IN HIS LANDMARK BOOK, The Social Transformation of American Medicine, sociologist Paul Starr talks about how the medical profession evaded integration and maintained its autonomy throughout most of the 20th century. Medicine was one of the last cottage industries in the United States.
However, over the past two decades, society has sought to slow down the rapidly rising cost of health care through several financing mechanisms collectively known as managed care.
Although experts disagree on how to define managed care, for the sake of this discussion I will define managed care as a collection of financing mechanisms that require the providers of health care to assume financial responsibility for the care being delivered. Capitation is an expression of this concept.
Thus, rising health care costs created greater pressures for efficiency and integration in health care. It became more and more difficult for individual providers, whether physicians or hospitals, to survive without forming larger groups that could accept the financial risks forced upon them by insurers and payers.
The evolution toward greater integration and efficiency has already occurred in almost every other economic sector and is likely to occur in health care as well.
Now, many physicians, policy makers and patients have hoped for and predicted the demise of managed care. It is true that that many of the managed care organizations such as IPAs that currently exist may not survive, but the fundamental concept of managed care as previously defined will continue to drive health care unless physicians wish to totally abdicate their autonomy in patient care.
Financing mechanisms such as defined contribution and single-payor systems will not change the fundamental need to increase efficiency and control costs in delivering increasingly expensive and complex care.
In defined contribution, employees are free to select from a menu of health plans and would themselves pay for any cost differences. But can we expect that they will select plans differently than their employers?
One study showed that a difference of less than two dollars per month would induce most people to switch to a cheaper health plan that does not provide access to their current physician.
Health insurers that cannot contain their costs will lose beneficiaries - particularly the healthier ones needed to subsidize those that require more services - and become financially insolvent.
Since insurers are capitated by the premiums they collect, either they will need to assume more control over care delivery or require physicians and hospitals to assume more financial responsibility for the care provided. If physicians and patients do not want the insurers to dictate care, some form of managed care will be required.
It should be noted that the insurance mechanism for financing health care evolved because very few individuals can afford to pay out-of-pocket for more than basic health care. A critical care hospitalization, or major surgery or trauma would bring many families to financial ruin without insurance.

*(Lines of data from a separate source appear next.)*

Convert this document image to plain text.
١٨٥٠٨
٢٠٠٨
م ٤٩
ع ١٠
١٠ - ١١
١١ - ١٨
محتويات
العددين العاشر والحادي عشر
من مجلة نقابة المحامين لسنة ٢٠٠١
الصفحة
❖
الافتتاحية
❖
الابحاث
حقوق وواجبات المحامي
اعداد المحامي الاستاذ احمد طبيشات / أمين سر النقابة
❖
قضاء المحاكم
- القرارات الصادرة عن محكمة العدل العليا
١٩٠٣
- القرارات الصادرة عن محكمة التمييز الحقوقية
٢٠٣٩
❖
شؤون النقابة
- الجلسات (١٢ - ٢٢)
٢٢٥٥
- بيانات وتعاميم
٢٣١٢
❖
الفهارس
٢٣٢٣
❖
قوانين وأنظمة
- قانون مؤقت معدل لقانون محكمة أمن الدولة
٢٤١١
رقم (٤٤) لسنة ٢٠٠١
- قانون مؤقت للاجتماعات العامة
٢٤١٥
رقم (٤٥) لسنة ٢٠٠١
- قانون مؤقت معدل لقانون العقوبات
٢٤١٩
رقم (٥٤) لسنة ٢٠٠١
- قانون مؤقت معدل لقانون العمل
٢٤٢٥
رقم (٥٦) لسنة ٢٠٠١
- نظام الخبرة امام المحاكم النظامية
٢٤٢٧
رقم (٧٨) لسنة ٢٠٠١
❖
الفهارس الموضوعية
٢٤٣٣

Even today, a leading cause of personal bankruptcy is health care expenses. Thus, physicians became instrumental in forming the Blue Cross and other health plans so families could afford our services.

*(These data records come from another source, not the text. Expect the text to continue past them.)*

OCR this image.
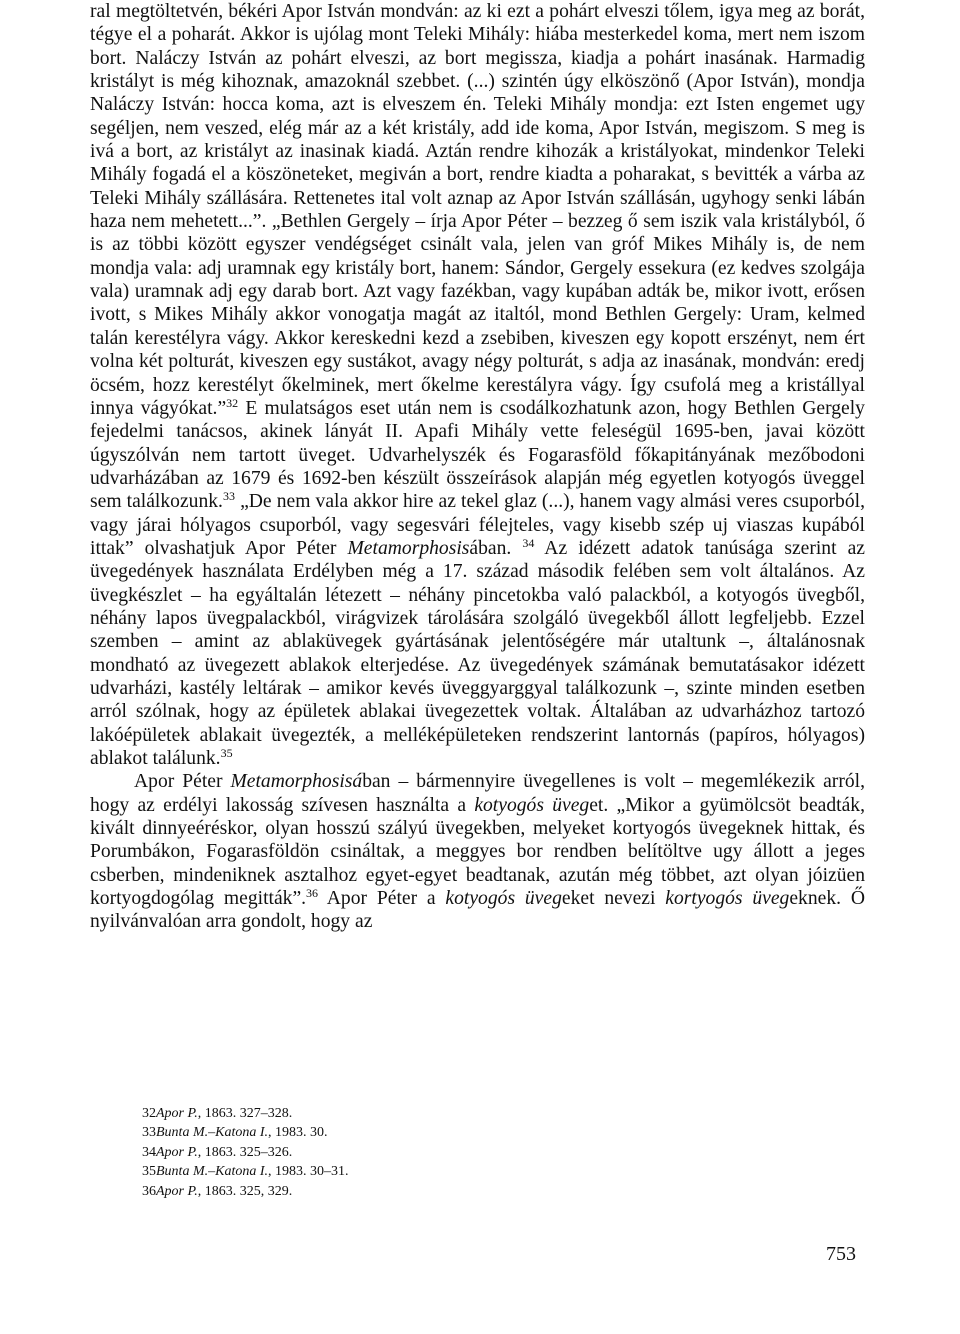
ral megtöltetvén, békéri Apor István mondván: az ki ezt a pohárt elveszi tőlem, igya meg az borát, tégye el a poharát. Akkor is ujólag mont Teleki Mihály: hiába mesterkedel koma, mert nem iszom bort. Naláczy István az pohárt elveszi, az bort megissza, kiadja a pohárt inasának. Harmadig kristályt is még kihoznak, amazoknál szebbet. (...) szintén úgy elköszönő (Apor István), mondja Naláczy István: hocca koma, azt is elveszem én. Teleki Mihály mondja: ezt Isten engemet ugy segéljen, nem veszed, elég már az a két kristály, add ide koma, Apor István, megiszom. S meg is ivá a bort, az kristályt az inasinak kiadá. Aztán rendre kihozák a kristályokat, mindenkor Teleki Mihály fogadá el a köszöneteket, megiván a bort, rendre kiadta a poharakat, s bevitték a várba az Teleki Mihály szállására. Rettenetes ital volt aznap az Apor István szállásán, ugyhogy senki lábán haza nem mehetett...”. „Bethlen Gergely – írja Apor Péter – bezzeg ő sem iszik vala kristályból, ő is az többi között egyszer vendégséget csinált vala, jelen van gróf Mikes Mihály is, de nem mondja vala: adj uramnak egy kristály bort, hanem: Sándor, Gergely essekura (ez kedves szolgája vala) uramnak adj egy darab bort. Azt vagy fazékban, vagy kupában adták be, mikor ivott, erősen ivott, s Mikes Mihály akkor vonogatja magát az italtól, mond Bethlen Gergely: Uram, kelmed talán kerestélyra vágy. Akkor kereskedni kezd a zsebiben, kiveszen egy kopott erszényt, nem ért volna két polturát, kiveszen egy sustákot, avagy négy polturát, s adja az inasának, mondván: eredj öcsém, hozz kerestélyt őkelminek, mert őkelme kerestályra vágy. Így csufolá meg a kristállyal innya vágyókat.”$^{32}$ E mulatságos eset után nem is csodálkozhatunk azon, hogy Bethlen Gergely fejedelmi tanácsos, akinek lányát II. Apafi Mihály vette feleségül 1695-ben, javai között úgyszólván nem tartott üveget. Udvarhelyszék és Fogarasföld főkapitányának mezőbodoni udvarházában az 1679 és 1692-ben készült összeírások alapján még egyetlen kotyogós üveggel sem találkozunk.$^{33}$ „De nem vala akkor hire az tekel glaz (...), hanem vagy almási veres csuporból, vagy járai hólyagos csuporból, vagy segesvári félejteles, vagy kisebb szép uj viaszas kupából ittak” olvashatjuk Apor Péter Metamorphosisában. $^{34}$ Az idézett adatok tanúsága szerint az üvegedények használata Erdélyben még a 17. század második felében sem volt általános. Az üvegkészlet – ha egyáltalán létezett – néhány pincetokba való palackból, a kotyogós üvegből, néhány lapos üvegpalackból, virágvizek tárolására szolgáló üvegekből állott legfeljebb. Ezzel szemben – amint az ablaküvegek gyártásának jelentőségére már utaltunk –, általánosnak mondható az üvegezett ablakok elterjedése. Az üvegedények számának bemutatásakor idézett udvarházi, kastély leltárak – amikor kevés üveggyarggyal találkozunk –, szinte minden esetben arról szólnak, hogy az épületek ablakai üvegezettek voltak. Általában az udvarházhoz tartozó lakóépületek ablakait üvegezték, a melléképületeken rendszerint lantornás (papíros, hólyagos) ablakot találunk.$^{35}$

Apor Péter Metamorphosisában – bármennyire üvegellenes is volt – megemlékezik arról, hogy az erdélyi lakosság szívesen használta a kotyogós üveget. „Mikor a gyümölcsöt beadták, kivált dinnyeéréskor, olyan hosszú szályú üvegekben, melyeket kortyogós üvegeknek hittak, és Porumbákon, Fogarasföldön csináltak, a meggyes bor rendben belítöltve ugy állott a jeges csberben, mindeniknek asztalhoz egyet-egyet beadtanak, azután még többet, azt olyan jóizüen kortyogdogólag megitták”.$^{36}$ Apor Péter a kotyogós üvegeket nevezi kortyogós üvegeknek. Ő nyilvánvalóan arra gondolt, hogy az

32Apor P., 1863. 327–328.

33Bunta M.–Katona I., 1983. 30.

34Apor P., 1863. 325–326.

35Bunta M.–Katona I., 1983. 30–31.

36Apor P., 1863. 325, 329.

753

In addition, technological advances in medicine not only raise costs, but the complexity of care. Teams of physicians, nurses, and other health care professionals are required to provide efficient, quality care. In its ultimate incarnation, managed care would involve the sale of a package of health care services by an integrated system of providers for a fixed price.

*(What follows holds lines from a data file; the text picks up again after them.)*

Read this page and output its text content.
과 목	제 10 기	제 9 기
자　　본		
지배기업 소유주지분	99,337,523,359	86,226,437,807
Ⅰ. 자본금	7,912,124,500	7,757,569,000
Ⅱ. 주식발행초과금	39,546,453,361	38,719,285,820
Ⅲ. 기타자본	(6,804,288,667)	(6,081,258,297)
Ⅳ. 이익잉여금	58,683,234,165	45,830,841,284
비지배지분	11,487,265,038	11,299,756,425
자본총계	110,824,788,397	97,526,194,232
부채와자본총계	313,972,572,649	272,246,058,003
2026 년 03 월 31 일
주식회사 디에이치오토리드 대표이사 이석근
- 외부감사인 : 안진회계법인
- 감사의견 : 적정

Similarly, in a single payor system, the same pressures on the government to reduce costs and increase efficiency will lead to continuation of managed care.
The federal government currently runs a single payer plan in Medicare. Fee-for-service Medicare is rapidly facing insolvency because of exploding costs and changing demographics. Although current managed care organizations have had little success in containing Medicare costs, they have essentially operated more like insurance companies than health systems.
The Canadian health care system is also facing rapidly increasing costs and financial crises in several provinces since little effort was made to integrate the delivery system.
As the single insurer, the government will also need to decide whether to assume greater control over health care delivery or require providers to assume more financial responsibility to control costs. It is likely that the government will apply some form of managed care.
Medicine and health care will continue to integrate due to the tremendous economic pressures on the sector to contain costs and increase efficiency. Although sick people will spend their life's fortunes on health care, individuals can no longer afford catastrophic care.
Society at large is driving health care choices by demanding cost containment either through price selection of plans by individuals or employers, or political unwillingness to greatly increase health care spending.
As long as physicians want to play a significant role in medical decision making, we will have to accept financial responsibility for the care we deliver.